Too often, employee contributions are colored by personal perceptions of those individual employees. Whether the association is positive or negative, a person will alter his or her evaluation of an individual’s ideas based on his or her disposition, likability, and personality. It is a natural human tendency to attempt to comprehend the motivations behind specific ideas. However, attempting to determine the motivation for specific ideas might actually undermine the usefulness of the idea. Crowdsourcing in the digital realm solves this problem almost immediately. Instead of letting an individual perception influence the interpretation of an individual’s word, crowdsourcing collects user comments and the comments can be analyzed without subjective second-guessing. The data is data. It is Clear, Honest, and Unbiased. Furthermore, crowdsourcing empowers employees to give their perspective no matter where they are on the organizational chart. This actually helps improve employee honesty. Whereas employees might be nervous to share their opinion at a strategic offsite with everyone involved, they will be less hesitant to provide anonymous feedback.
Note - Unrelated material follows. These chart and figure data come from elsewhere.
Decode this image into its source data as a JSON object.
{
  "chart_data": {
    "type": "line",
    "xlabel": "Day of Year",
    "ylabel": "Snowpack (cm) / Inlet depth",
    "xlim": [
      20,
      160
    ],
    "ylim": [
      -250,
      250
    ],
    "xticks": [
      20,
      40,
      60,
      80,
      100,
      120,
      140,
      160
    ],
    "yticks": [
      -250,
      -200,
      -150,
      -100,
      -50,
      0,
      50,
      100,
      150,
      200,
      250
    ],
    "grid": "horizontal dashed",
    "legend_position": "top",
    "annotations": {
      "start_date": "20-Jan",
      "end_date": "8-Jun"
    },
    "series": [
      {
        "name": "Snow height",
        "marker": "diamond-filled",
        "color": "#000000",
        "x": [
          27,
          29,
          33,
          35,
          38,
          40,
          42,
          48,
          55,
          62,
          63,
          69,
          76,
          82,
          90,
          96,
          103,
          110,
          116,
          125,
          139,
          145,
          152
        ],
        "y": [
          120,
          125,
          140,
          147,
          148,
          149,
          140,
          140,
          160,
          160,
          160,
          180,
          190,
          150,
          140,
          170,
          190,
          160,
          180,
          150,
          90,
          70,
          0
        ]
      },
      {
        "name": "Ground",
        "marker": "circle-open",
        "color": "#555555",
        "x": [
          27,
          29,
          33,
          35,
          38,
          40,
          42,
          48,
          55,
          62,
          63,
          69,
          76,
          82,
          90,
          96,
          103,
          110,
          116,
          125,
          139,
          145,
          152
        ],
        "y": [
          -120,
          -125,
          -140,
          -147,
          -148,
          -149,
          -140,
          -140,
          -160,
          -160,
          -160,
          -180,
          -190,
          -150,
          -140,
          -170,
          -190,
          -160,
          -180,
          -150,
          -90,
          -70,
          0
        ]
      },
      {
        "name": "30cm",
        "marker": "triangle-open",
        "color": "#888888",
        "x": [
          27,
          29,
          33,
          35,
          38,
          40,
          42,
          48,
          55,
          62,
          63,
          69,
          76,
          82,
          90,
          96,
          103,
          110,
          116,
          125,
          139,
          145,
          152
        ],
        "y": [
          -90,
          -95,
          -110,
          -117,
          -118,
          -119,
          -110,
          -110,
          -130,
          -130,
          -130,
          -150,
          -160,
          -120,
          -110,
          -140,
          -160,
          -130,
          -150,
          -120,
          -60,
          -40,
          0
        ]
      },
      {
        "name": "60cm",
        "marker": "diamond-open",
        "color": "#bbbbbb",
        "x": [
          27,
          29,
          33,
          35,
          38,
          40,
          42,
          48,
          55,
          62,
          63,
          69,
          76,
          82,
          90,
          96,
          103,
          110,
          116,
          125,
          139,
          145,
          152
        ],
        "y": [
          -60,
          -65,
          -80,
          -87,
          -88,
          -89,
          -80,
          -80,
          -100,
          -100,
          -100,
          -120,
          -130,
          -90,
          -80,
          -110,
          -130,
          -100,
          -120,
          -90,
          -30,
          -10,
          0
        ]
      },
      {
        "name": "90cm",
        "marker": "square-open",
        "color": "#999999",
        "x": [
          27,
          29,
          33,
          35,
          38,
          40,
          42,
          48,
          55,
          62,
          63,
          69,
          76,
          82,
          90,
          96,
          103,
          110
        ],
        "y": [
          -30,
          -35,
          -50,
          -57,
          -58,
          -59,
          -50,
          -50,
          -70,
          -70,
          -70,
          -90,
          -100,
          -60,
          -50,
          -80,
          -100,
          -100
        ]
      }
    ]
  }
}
5. Maximize Creative Potential

The collective power of employee creativity helps fuel an organization’s innovation. Top performing organizations have discovered how to leverage the collective brainpower of its employees in increasingly useful ways. While more creative insights are definitely valuable, there is a point of saturation when too many people contributing to the same project, or working on the same strategies becomes unmanageable. Balancing the value of added input with the cost of using of employees’ time requires sensitivity to employees’ skills and knowledge. However, crowdsourcing is an excellent way to collect employee insights without significantly decreasing productivity. Gaining insight through crowdsourced information enables organizations to tap into the collective brainpower of employees without draining too much time from their schedule. The employee is able to provide input and the organization is able to react accordingly to the useful input provided. This is a great form of employee empowerment because it minimizes cost while maximizing returns on useful ideas.
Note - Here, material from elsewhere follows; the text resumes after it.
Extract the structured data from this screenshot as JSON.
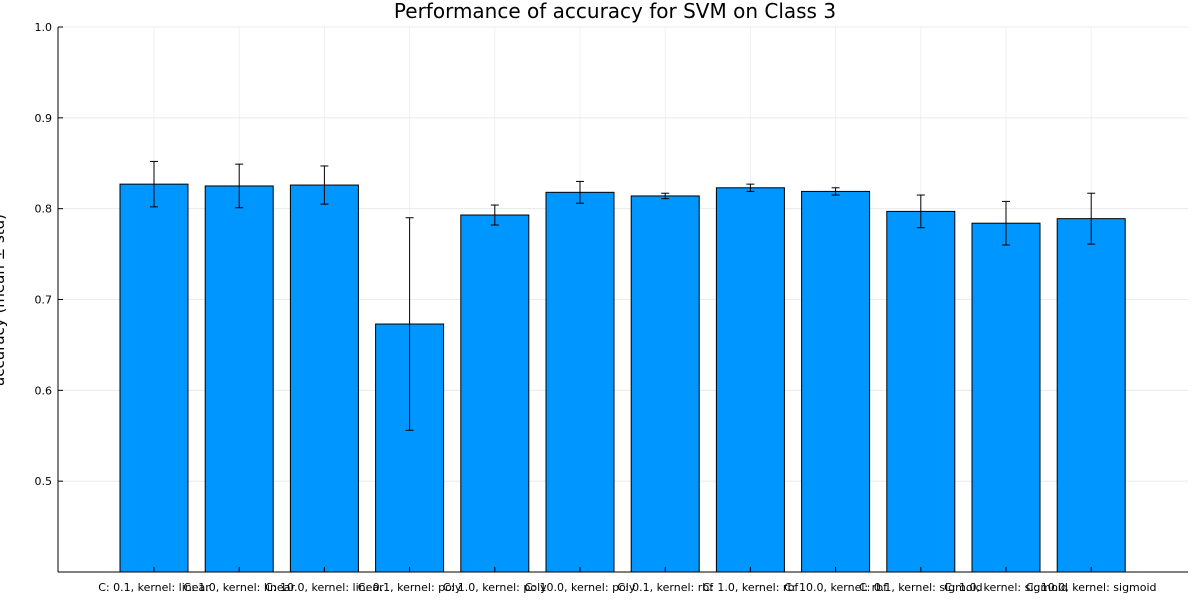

Crowdsourcing Services Employee Empowerment

Crowdsourcing is not simply a matter of collecting ideas. The ideas have to be collected as part of a continuous process of improvement with the intent to drive insight. Successful crowdsourcing requires using the employees’ collective ideas to drive results. It might seem counterintuitive to suggest that insights are essential to employee empowerment, but to empower means that employees must first have a voice. Once employees have a voice, they can influence decisions. Consider empowering employees by integrating crowdsourcing into your organization.